The way artworks are installed in the cavernous lobby of the Taipei Fine Arts Museum for its biennials acts as a barometer for the social and cultural climate in Taiwan. One only needs to examine the lobby installations of subsequent installments of each biennial to get a true picture of Taipei’s social, economic, and artistic climate.
In 1998, for the first biennial, titled Site of Desire and curated by Fumio Nanjo, Dean E-Mei’s beaded Taiwan dollar curtain was suspended from the bank of escalators. Korean artist Choi Jeonghwa’s obese inflatable golden goddess statue, whose wings flapped, added to an atmosphere of excess that was akin to walking into a capitalistic arcade where the unabashed pursuit of money, market, and riches was waved in everyone’s faces. This paralleled the hope and excitement that Taipei residents felt at the time. There was a new mayor, and promises of riches seemed to be within grasp. The sense of opulence and optimism, with a bit of chaos thrown in, created a lively biennial. Cai Guo-Qiang’s bamboo structure of advertisements enveloping the outside and moving inside of the museum, combined with Hou Chun-ming’s erotic woodblock prints, created a mini scandal in the press, while Cai’s missile-shooting performance hinted at a promising future.
The 2000 biennial, The Sky is the Limit, curated by Jérôme Sans and Manray Hsu, created a more welcoming lobby. The entire floor was covered with Michael Lin’s pink-hued floral painting, while huge balloons of Jun’ya Yamada’s participatory calligraphic strips floated overhead. The dynamic conversation between these works created what seemed like a cozy space rather than a stuffy institution, encouraging visitors to forget politics and the economy and to just enjoy life.
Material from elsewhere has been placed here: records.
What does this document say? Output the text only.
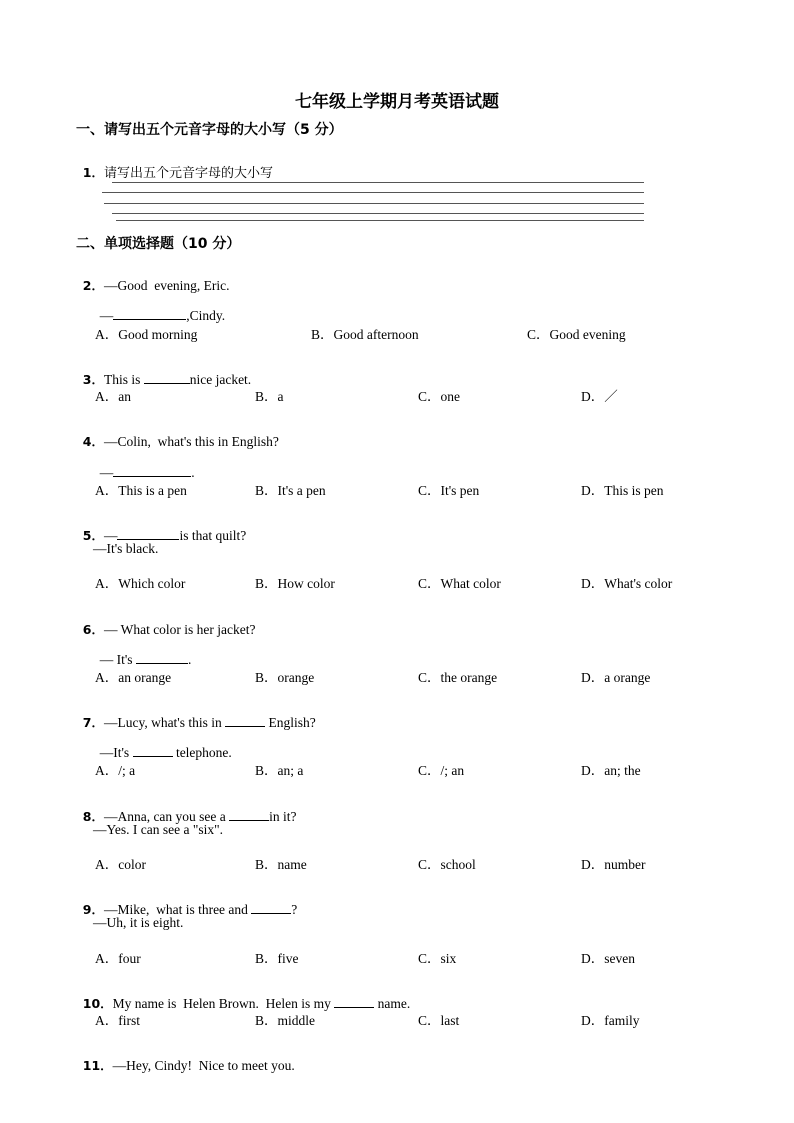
七年级上学期月考英语试题
一、请写出五个元音字母的大小写（5 分）

1．请写出五个元音字母的大小写

二、单项选择题（10 分）

2．—Good  evening, Eric.

—	,Cindy.

A．Good morning	B．Good afternoon	C．Good evening

3．This is	nice jacket.

A．an	B．a	C．one	D．／

4．—Colin,  what's this in English?

—	.

A．This is a pen	B．It's a pen	C．It's pen	D．This is pen

5．—	is that quilt?

—It's black.
A．Which color	B．How color	C．What color	D．What's color

6．— What color is her jacket?

— It's	.

A．an orange	B．orange	C．the orange	D．a orange

7．—Lucy, what's this in	English?

—It's	telephone.

A．/; a	B．an; a	C．/; an	D．an; the

8．—Anna, can you see a	in it?

—Yes. I can see a "six".
A．color	B．name	C．school	D．number

9．—Mike,  what is three and	?

—Uh, it is eight.
A．four	B．five	C．six	D．seven

10．My name is  Helen Brown.  Helen is my	name.

A．first	B．middle	C．last	D．family

11．—Hey, Cindy!  Nice to meet you.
In 2002, with the Great Theatre of the World, curators Bartomeu Marí and Jason Chia-chi Wang exhibited Rita McBride’s Arena, a large grandstand that transformed the lobby into a theatre space so that audience members became both performer and spectator, thus making the lobby an open forum for discussion.
Barbara Vanderlinden and Amy Huei-hwa Cheng’s 2004 Do You Believe in Reality?
combined Chang Yong-ho’s voyeuristic viewing platforms, providing a kind of privacy that was similar to placing a peep show in a big public area. With Kuo I-chen’s shadow of a real plane flying overhead, they created a lobby filled with marvel that made one want to look up in the air. The juxtapositions of works and viewing areas created a sense of shifting perspectives between reality and illusion.
For 2006, Dirty Yoga curated by Dan Cameron and Wang Jun-jieh, the placement in the lobby of solitary dark objects that did not interact with each other, that seemed solipsistic and bleak with little communication taking place among them, coincided with the Biennial’s own snubbing of the September convergence of other Asian biennials.